This week’s WAPPP seminar was the last of the year! It’s been an honor being your blogger this semester, and I’m looking forward to more cutting-edge gender research in these seminars next year. This week, WAPPP’s own Bobbi Thomason, Senior Fellow and Lecturer at Wharton, presented her work in collaboration with Hannah Riley Bowles and Julia Bear.

Current Literature Doesn’t Reflect Many Women’s Negotiation Experiences

We’ve spoken a lot this year about women’s career negotiations, focusing in particular on the effects of ambiguity and stereotypes on negotiation and the social cost of negotiating flexible work arrangements. However, much of the research on gender and negotiations doesn’t reflect the diversity of contexts in which women negotiate. Professor Thomason’s research group analyzed 43 studies on gender and career negotiation, and realized that the overwhelming number (70%) were lab studies, all of them talked about compensation while only some discussed job benefits or promotion, and 95% were negotiations with just one counterpart.

Because the literature is overwhelmingly on institutional topics and standard terms, like one’s starting salary, it’s unclear whether it generalizes to broader career topics that matter for women’s leadership positions and lifetime earnings. One other concern is that negotiating about money may be a gendered trigger. The “ideal worker” for most organizations is a male breadwinner with no outside commitments or distractions, who is understood to have a full-time caregiver at home. When women negotiate for a higher salary or bonus, it may go against stereotypes of how a female worker “should” act and elicit negative reactions.

Using Fieldwork to Build Lab-Testable Theories

Ideally, Professor Thomason explained, research is a combination of grounded theory building in the field – conducting interviews and observing people in the real world – which helps researchers construct hypotheses to test in the lab. Because the current understanding of gender and negotiations is so dominated by lab work on compensation, there is a significant opportunity to do qualitative fieldwork to better understand women’s lived experiences with negotiation.

In that vein, Professor Thomason presented three interrelated studies on the lived experiences of gender in career negotiations: a survey of 46 women, interviews with 49 male and female senior government officials, and a survey of workers in a large professional services firm.

Study 1: Understanding the Types of Negotiation

Professor Thomason’s research group surveyed women in corporate and entrepreneurial roles about their negotiation experiences and found three main types of negotiations. Institutional negotiations are standard requests, like asking for a raise. Institution bending negotiations are about creating a nonstandard work arrangement for an individual employee, like negotiating a flexible schedule.

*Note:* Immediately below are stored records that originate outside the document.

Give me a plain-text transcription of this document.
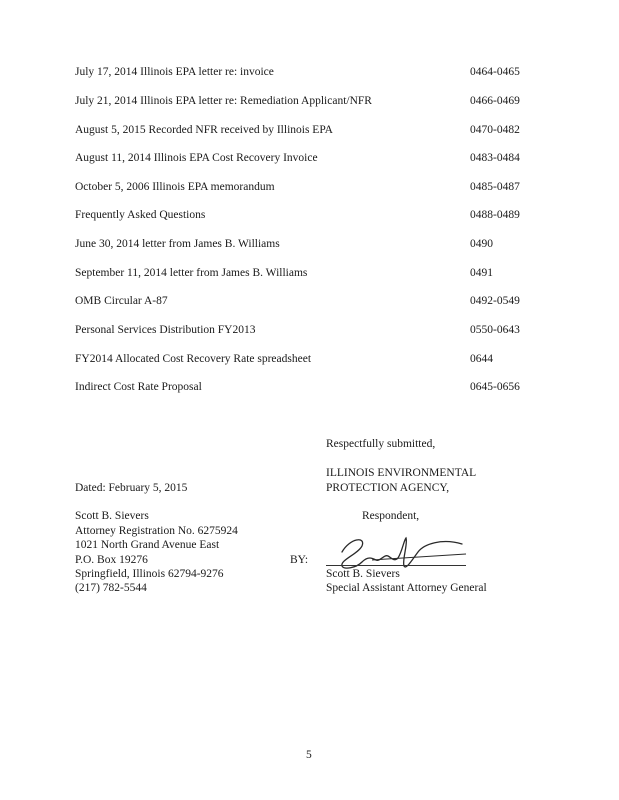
July 17, 2014 Illinois EPA letter re: invoice	0464-0465
July 21, 2014 Illinois EPA letter re: Remediation Applicant/NFR	0466-0469
August 5, 2015 Recorded NFR received by Illinois EPA	0470-0482
August 11, 2014 Illinois EPA Cost Recovery Invoice	0483-0484
October 5, 2006 Illinois EPA memorandum	0485-0487
Frequently Asked Questions	0488-0489
June 30, 2014 letter from James B. Williams	0490
September 11, 2014 letter from James B. Williams	0491
OMB Circular A-87	0492-0549
Personal Services Distribution FY2013	0550-0643
FY2014 Allocated Cost Recovery Rate spreadsheet	0644
Indirect Cost Rate Proposal	0645-0656
Respectfully submitted,
ILLINOIS ENVIRONMENTAL
PROTECTION AGENCY,
Dated: February 5, 2015
Respondent,
Scott B. Sievers
Attorney Registration No. 6275924
1021 North Grand Avenue East
P.O. Box 19276
Springfield, Illinois 62794-9276
(217) 782-5544
BY:
Scott B. Sievers
Special Assistant Attorney General
5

Institution shaping negotiations change the organization itself, often by creating a new role, program, or practice.

Study 2: Who Participates in Each Type of Negotiation, and What Do They Discuss?

In the second study, the research group examined a more institutionally constrained context, the US federal government. This study allowed the researchers to survey men and women and to test whether certain types of negotiations are easier in startups or other work settings that value flexibility and disruption. Each of the 49 interviewees shared stories of negotiating for their own and for others’ career advancement.

The researchers found that men in this sample did far more institutional negotiations and institution shaping negotiations. By contrast, women did significantly more institution bending negotiations for themselves than men did. (So much for the notion that women don't negotiate!) When negotiating for others, that gap disappears: men and women do about the same amount of institution bending and shaping negotiations for others, and men do more institutional negotiations for others than women.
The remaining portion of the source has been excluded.